We alternate between locro and empanadas, Elizabeth taking a bite from hers before adding more peppers. I bite into the buttery, crumbly pastry; Ignacio’s hard work chopping up the meat has paid off: the bite-sized chunks are juicy, flavoured with cumin.
As if we weren’t full enough, Elizabeth pops a dozen puff-pastry squares she stuffed earlier with quince paste into a pan of hot oil before setting them on the table in front of us. Sweet-yet-savoury pastelitos criollos are a classic teatime snack, but they’re also passionately devoured on national holidays like this one. I crunch through the dough, with its beautiful layers that have emerged on frying, before reaching the soft, sweet quince within.
As the autumn sun begins its descent, the meal comes to a close. Ema and Nova round things off with a dance routine, while I — face smiling and stomach full of some of Argentina’s most traditional dishes — am more than ready for a siesta.
How to do it
British Airways flies nonstop from Heathrow to Buenos Aires, where Home Hotel has double rooms from US$150 (£120), including breakfast.
Ignacio’s beef empanadas
Serves: 18 Takes: 1 hr
Ingredients
Oil, for frying
2 medium onions, chopped
500g beef, chopped into 1cm cube
spinch of cumin
pinch of paprika
pinch of chilli powder
150g green olives, pitted
4 eggs, hard-boiled
2 spring onions, chopped, white parts discarded
18 empanada pastry discs
Method
1. Heat oven to 180C, 160C fan, gas 4. Set a lightly oiled pan over a medium heat and sauté the onions until translucent. Add the beef and cook until there’s no pink visible. Mix in the cumin, paprika and chilli powder and season with salt and pepper to taste. Add the green olives and mix well. Remove from the heat and allow to cool.
2. Chop the hard-boiled eggs into small pieces. Add the eggs and spring onions to the meat mixture and combine well.
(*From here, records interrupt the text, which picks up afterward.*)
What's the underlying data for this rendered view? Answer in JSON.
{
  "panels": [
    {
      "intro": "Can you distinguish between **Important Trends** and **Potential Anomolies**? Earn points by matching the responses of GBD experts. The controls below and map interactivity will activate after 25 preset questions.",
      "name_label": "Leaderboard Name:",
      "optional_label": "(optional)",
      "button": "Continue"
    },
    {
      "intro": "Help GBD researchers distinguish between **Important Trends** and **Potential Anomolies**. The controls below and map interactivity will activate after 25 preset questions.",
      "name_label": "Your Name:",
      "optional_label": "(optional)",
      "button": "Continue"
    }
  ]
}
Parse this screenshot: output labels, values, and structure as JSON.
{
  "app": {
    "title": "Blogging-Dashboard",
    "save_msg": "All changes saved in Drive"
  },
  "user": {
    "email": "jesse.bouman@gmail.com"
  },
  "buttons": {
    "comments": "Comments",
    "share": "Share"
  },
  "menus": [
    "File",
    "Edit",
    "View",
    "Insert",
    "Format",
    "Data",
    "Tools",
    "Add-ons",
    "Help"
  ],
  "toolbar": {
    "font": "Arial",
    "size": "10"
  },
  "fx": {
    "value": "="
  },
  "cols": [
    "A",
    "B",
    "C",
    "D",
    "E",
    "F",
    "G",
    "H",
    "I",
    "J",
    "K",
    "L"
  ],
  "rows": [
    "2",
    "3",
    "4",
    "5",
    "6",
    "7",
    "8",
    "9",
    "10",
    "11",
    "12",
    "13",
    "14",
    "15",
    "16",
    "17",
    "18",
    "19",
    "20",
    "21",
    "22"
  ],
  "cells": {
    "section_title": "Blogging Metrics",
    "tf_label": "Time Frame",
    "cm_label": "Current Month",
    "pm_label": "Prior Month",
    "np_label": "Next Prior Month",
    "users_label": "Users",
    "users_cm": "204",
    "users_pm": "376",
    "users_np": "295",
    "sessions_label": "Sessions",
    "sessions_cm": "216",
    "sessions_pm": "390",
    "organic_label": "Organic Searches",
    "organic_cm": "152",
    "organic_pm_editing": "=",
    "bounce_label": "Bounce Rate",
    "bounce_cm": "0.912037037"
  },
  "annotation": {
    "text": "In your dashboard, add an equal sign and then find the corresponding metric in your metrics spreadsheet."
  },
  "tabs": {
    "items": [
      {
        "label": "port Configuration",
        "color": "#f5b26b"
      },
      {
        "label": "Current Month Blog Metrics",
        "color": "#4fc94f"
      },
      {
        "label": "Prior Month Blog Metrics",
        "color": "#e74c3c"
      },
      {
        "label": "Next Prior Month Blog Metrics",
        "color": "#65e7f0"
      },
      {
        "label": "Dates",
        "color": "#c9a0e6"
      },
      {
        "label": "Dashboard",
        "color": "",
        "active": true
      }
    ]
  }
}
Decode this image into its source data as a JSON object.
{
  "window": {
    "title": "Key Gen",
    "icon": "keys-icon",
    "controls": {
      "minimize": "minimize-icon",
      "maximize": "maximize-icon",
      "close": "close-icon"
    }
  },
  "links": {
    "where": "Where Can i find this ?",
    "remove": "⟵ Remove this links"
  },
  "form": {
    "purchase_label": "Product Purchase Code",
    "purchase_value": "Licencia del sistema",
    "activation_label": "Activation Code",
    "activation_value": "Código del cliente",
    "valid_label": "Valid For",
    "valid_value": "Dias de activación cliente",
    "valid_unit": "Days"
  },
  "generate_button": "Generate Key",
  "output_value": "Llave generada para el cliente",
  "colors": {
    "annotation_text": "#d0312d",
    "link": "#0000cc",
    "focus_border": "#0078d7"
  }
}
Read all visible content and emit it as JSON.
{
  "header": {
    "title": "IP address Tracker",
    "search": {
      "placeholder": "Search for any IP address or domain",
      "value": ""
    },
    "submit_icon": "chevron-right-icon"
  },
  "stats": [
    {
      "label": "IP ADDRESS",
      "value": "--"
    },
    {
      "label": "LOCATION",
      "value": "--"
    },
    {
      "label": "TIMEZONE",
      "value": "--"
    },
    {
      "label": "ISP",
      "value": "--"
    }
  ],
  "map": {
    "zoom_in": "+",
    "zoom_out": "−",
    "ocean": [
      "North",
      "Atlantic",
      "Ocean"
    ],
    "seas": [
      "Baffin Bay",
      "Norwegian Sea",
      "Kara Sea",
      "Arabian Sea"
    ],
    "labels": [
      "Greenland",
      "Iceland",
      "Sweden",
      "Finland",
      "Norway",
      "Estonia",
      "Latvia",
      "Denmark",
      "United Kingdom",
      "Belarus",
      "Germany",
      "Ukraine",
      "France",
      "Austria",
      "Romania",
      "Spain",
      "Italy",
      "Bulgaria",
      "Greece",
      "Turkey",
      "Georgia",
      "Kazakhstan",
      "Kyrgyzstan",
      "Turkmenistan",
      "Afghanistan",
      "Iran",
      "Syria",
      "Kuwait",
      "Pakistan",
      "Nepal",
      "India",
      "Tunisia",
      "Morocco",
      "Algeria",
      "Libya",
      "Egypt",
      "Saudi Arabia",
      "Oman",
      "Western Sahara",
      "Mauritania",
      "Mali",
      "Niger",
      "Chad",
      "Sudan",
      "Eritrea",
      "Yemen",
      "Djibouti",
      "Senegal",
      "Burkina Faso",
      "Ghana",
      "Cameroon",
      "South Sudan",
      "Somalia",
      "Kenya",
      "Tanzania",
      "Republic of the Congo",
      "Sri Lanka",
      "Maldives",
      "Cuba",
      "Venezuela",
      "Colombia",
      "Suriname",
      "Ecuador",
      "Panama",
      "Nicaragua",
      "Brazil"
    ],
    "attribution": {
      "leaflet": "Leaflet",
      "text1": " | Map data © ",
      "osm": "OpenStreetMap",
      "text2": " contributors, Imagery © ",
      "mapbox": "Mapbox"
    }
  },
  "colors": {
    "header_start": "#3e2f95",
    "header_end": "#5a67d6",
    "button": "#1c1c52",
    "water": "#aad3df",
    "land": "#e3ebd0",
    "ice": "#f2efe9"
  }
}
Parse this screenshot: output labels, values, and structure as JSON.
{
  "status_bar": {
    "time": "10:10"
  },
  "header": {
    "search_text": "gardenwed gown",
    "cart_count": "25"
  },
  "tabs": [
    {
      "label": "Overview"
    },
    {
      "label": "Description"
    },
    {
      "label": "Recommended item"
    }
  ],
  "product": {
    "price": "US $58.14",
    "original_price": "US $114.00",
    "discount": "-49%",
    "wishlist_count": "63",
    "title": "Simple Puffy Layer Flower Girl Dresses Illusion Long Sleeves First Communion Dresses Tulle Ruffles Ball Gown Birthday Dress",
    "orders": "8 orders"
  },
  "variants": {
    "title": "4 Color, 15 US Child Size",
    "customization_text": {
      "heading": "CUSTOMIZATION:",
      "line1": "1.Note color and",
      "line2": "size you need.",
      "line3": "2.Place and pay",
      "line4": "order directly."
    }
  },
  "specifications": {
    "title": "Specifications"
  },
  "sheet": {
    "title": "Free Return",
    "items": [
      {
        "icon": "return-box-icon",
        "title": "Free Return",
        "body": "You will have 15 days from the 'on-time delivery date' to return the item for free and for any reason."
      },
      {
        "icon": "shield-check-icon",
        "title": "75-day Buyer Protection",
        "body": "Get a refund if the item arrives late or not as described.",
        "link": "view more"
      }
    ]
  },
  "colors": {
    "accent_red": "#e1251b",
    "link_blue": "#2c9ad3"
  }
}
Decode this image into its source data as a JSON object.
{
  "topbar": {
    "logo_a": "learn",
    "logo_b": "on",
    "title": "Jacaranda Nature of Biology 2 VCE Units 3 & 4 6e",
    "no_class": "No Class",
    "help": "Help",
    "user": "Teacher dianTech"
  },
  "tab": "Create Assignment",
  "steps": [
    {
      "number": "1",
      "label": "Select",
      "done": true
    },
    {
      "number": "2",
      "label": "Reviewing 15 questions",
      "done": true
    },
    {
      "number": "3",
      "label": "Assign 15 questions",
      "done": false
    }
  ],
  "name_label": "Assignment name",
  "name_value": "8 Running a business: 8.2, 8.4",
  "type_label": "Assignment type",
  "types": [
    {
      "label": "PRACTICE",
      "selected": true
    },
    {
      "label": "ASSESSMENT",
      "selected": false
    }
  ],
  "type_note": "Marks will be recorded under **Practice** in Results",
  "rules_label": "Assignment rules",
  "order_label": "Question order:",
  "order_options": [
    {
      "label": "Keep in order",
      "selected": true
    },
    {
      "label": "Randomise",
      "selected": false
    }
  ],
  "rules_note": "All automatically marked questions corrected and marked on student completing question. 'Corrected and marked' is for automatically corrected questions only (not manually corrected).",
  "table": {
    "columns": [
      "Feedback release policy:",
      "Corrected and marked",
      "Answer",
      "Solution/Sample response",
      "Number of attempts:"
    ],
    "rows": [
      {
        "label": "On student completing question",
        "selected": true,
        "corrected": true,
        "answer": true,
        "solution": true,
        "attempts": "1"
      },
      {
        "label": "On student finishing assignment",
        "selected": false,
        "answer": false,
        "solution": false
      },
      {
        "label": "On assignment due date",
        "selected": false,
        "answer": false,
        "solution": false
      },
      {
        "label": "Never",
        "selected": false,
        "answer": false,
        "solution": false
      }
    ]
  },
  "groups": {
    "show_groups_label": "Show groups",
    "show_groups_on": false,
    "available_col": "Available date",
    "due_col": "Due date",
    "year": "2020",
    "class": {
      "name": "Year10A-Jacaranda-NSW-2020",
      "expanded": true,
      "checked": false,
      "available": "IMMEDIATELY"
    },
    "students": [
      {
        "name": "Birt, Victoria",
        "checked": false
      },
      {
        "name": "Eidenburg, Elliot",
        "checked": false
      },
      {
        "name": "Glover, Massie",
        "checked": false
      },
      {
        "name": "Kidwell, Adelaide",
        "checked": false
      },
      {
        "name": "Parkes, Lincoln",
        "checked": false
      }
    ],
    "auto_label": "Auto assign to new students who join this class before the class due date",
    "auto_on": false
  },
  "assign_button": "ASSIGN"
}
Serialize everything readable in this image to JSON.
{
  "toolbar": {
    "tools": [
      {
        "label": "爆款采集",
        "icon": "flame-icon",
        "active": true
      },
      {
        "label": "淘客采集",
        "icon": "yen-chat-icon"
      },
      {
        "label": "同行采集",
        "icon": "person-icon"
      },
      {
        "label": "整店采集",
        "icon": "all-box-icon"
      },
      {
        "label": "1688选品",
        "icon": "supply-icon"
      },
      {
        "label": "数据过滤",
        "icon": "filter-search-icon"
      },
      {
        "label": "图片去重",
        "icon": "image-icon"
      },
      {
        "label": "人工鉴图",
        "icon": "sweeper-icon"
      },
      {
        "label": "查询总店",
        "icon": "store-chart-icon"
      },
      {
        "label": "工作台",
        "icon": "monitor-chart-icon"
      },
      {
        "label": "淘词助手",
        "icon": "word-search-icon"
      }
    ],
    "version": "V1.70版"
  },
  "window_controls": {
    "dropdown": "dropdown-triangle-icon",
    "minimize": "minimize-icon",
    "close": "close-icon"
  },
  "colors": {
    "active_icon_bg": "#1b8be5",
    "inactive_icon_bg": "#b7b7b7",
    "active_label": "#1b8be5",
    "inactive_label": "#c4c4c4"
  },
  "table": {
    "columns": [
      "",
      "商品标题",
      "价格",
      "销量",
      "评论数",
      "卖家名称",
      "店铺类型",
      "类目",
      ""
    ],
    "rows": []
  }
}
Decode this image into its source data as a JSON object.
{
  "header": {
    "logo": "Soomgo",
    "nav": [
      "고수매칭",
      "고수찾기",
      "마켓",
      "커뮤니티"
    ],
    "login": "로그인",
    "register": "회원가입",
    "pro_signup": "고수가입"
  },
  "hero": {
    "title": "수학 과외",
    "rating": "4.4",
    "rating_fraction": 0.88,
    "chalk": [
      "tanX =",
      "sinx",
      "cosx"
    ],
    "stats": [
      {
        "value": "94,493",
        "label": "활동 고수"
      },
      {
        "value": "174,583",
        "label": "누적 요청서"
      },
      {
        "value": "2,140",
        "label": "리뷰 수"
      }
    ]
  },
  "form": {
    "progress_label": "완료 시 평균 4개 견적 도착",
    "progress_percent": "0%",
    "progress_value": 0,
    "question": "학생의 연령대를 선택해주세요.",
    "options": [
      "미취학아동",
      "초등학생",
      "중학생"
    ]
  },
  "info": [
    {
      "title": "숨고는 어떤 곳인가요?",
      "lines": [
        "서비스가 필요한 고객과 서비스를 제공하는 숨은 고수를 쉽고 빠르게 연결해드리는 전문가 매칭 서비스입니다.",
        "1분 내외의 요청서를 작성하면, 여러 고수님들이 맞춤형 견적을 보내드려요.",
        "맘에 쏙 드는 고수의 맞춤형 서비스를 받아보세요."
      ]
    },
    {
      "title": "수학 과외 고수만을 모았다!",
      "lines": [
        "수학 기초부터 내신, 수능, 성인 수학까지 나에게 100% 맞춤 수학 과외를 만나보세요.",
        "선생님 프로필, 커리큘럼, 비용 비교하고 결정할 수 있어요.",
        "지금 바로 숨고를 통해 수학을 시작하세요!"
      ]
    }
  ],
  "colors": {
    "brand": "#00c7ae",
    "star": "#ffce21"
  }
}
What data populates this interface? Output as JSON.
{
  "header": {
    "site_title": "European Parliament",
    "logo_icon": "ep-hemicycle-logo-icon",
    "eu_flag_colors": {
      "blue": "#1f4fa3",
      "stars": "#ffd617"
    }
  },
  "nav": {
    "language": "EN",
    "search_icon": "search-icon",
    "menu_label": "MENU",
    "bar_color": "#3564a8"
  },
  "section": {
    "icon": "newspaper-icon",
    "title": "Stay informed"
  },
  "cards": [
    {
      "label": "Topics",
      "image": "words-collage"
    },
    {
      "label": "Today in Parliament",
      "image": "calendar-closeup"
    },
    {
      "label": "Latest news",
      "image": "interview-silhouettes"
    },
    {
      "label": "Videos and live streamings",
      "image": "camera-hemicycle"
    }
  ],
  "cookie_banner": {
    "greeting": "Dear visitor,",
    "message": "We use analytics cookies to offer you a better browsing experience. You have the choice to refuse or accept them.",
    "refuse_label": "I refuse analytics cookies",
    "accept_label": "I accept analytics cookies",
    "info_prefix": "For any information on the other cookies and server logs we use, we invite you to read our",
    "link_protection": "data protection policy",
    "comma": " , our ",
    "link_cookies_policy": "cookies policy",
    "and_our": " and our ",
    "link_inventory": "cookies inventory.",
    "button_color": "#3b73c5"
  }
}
3. Put 1 heaped tbsp of the meat mixture at the centre of one of the empanada pastry discs. Dip your finger in water and use it to lightly moisten the edge of the disc, then fold the pastry over and join the edges to form an empanada shape. Fold the edges in a classic braid style to securely seal the empanada, then place on a baking tray. Repeat with the remaining filling and pastry discs.
4. Bake for 10 mins, then serve immediately.
Published in Issue 21 (autumn 2023) of Food by National Geographic Traveller (UK).